The Project includes 9 major activities grouped into 4 components or outputs; (i) municipal wastewater management in urban Wuhan; (ii) municipal wastewater management in suburban Wuhan; (iii) stormwater management; and (iv) institutional development involving targeted capacity building and training in wastewater and stormwater management. The Project supports the Government's 10th and 11th Five-Year Plans, to improve living conditions and health in the PRC cities, and promote their sustainable economic development.
|Project Rationale and Linkage to Country/Regional Strategy
Wuhan is strategically located at the confluence of the Yangtze and Han rivers, in central PRC. Wuhan has abundant water resources including many rivers and lakes which together take up about one-quarter of the urban and suburban areas.
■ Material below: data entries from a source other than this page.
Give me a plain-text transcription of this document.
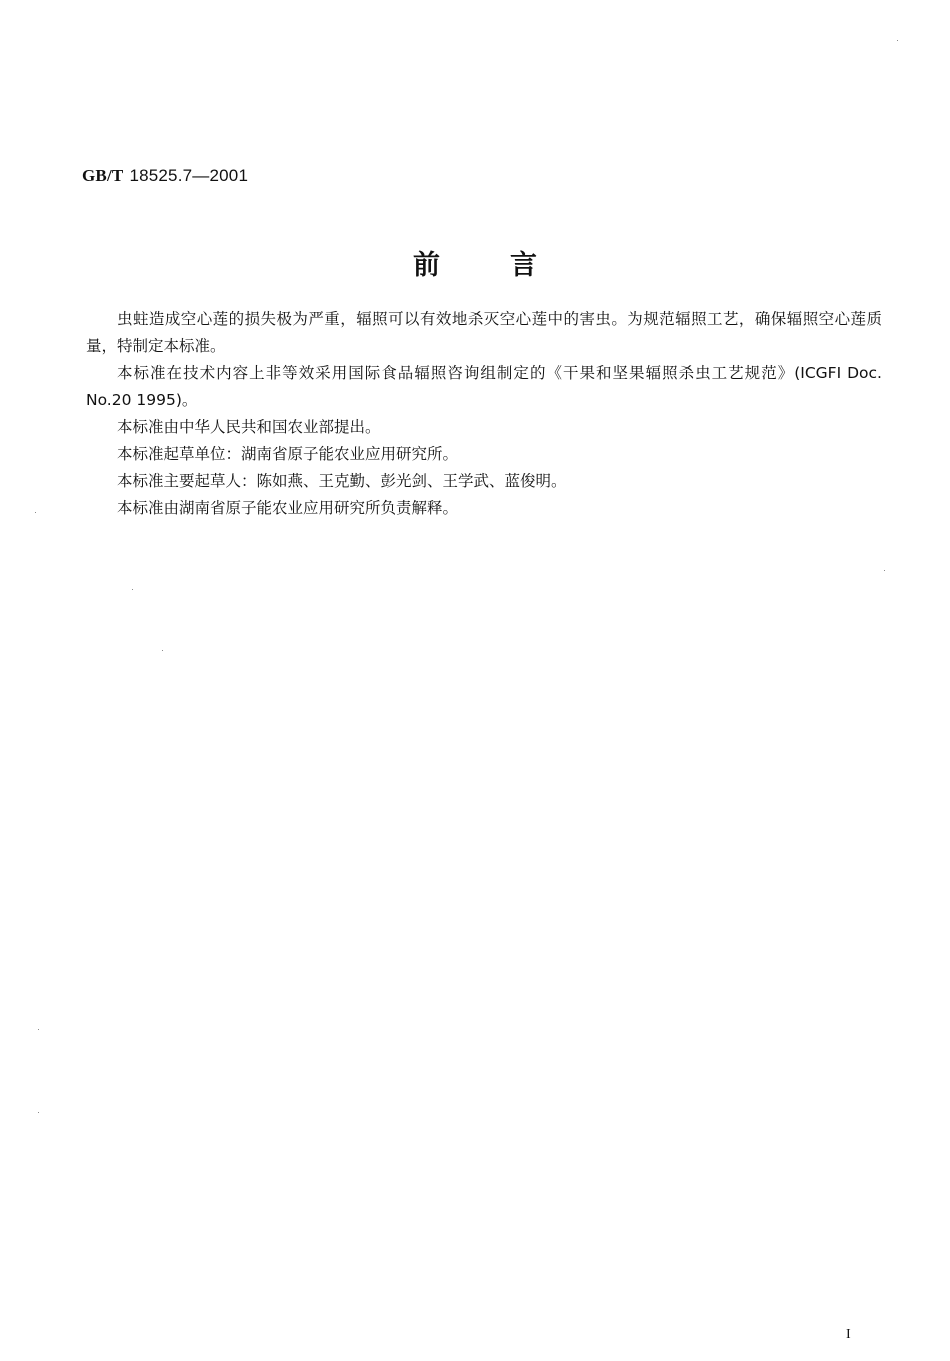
GB/T 18525.7—2001
前言

虫蛀造成空心莲的损失极为严重，辐照可以有效地杀灭空心莲中的害虫。为规范辐照工艺，确保辐照空心莲质量，特制定本标准。

本标准在技术内容上非等效采用国际食品辐照咨询组制定的《干果和坚果辐照杀虫工艺规范》(ICGFI Doc. No.20 1995)。

本标准由中华人民共和国农业部提出。

本标准起草单位：湖南省原子能农业应用研究所。

本标准主要起草人：陈如燕、王克勤、彭光剑、王学武、蓝俊明。

本标准由湖南省原子能农业应用研究所负责解释。

I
Despite the abundant water resources, rapid economic growth and continuing urbanization over the last 25 years in Wuhan have resulted in inadequate urban infrastructure, and placed pressure on overloaded facilities. Water quality in Wuhan section of the Yangtze river has decreased significantly over the last 15 years mainly due to the wastewater discharge from the city. In 2004, about 2.0 million m3/day of wastewater was generated, but the four existing wastewater treatment plants (WWTPs) have capacity to treat only 26% of this quantity. Surface waters have been seriously polluted: 56% of the rivers and 89% of the lakes in Wuhan have been polluted. Accordingly, WMG is implementing the city's strategic wastewater master plan to meet national environmental targets and achieve a wastewater treatment rate of 80% by 2010. The wastewater master plan includes the phased and coordinated construction of WWTPs, and sewer networks using local funds, and assistance from ADB, World Bank, and bilateral sources. The ongoing ADB Wuhan Wastewater Management Project (WWMP), approved in 2003, together with other ongoing wastewater treatment projects will increase Wuhan's WWTP capacity to 70% of the wastewater generated by 2008. The proposed Project is not a stand alone investment, but is an integral part of the basin-wide Yangtze water resources management initiative, the Wuhan city urban development plan, the Wuhan wastewater master plan, and the Wuhan stormwater drainage master plan. The proposed Project will provide the critical required 10% capacity for the city to achieve its target of 80% of the wastewater generated by 2010.
The built-up areas in Wuhan are mostly below the average flood level of the Yangtze and Han rivers. Protected by flood control bunds, during wet seasons storm water is discharged to the rivers by pumping. Distinct seasonal variation and heavy summer rains place particular stress on Wuhan's urban drainage system, and combined sewer overflows also become major sources of water pollution. Aging and inadequately maintained drainage network and under capacity pumping stations result in frequent flooding in the urban area. Wuhan is served by a mixture of wastewater, strom water and combined sewer networks and its urban and suburban areas face a serious and growing deficit in insfrastructure, service and environment. WMG is accordingly planning a comprehensive urban drainage and flood control program through 2010.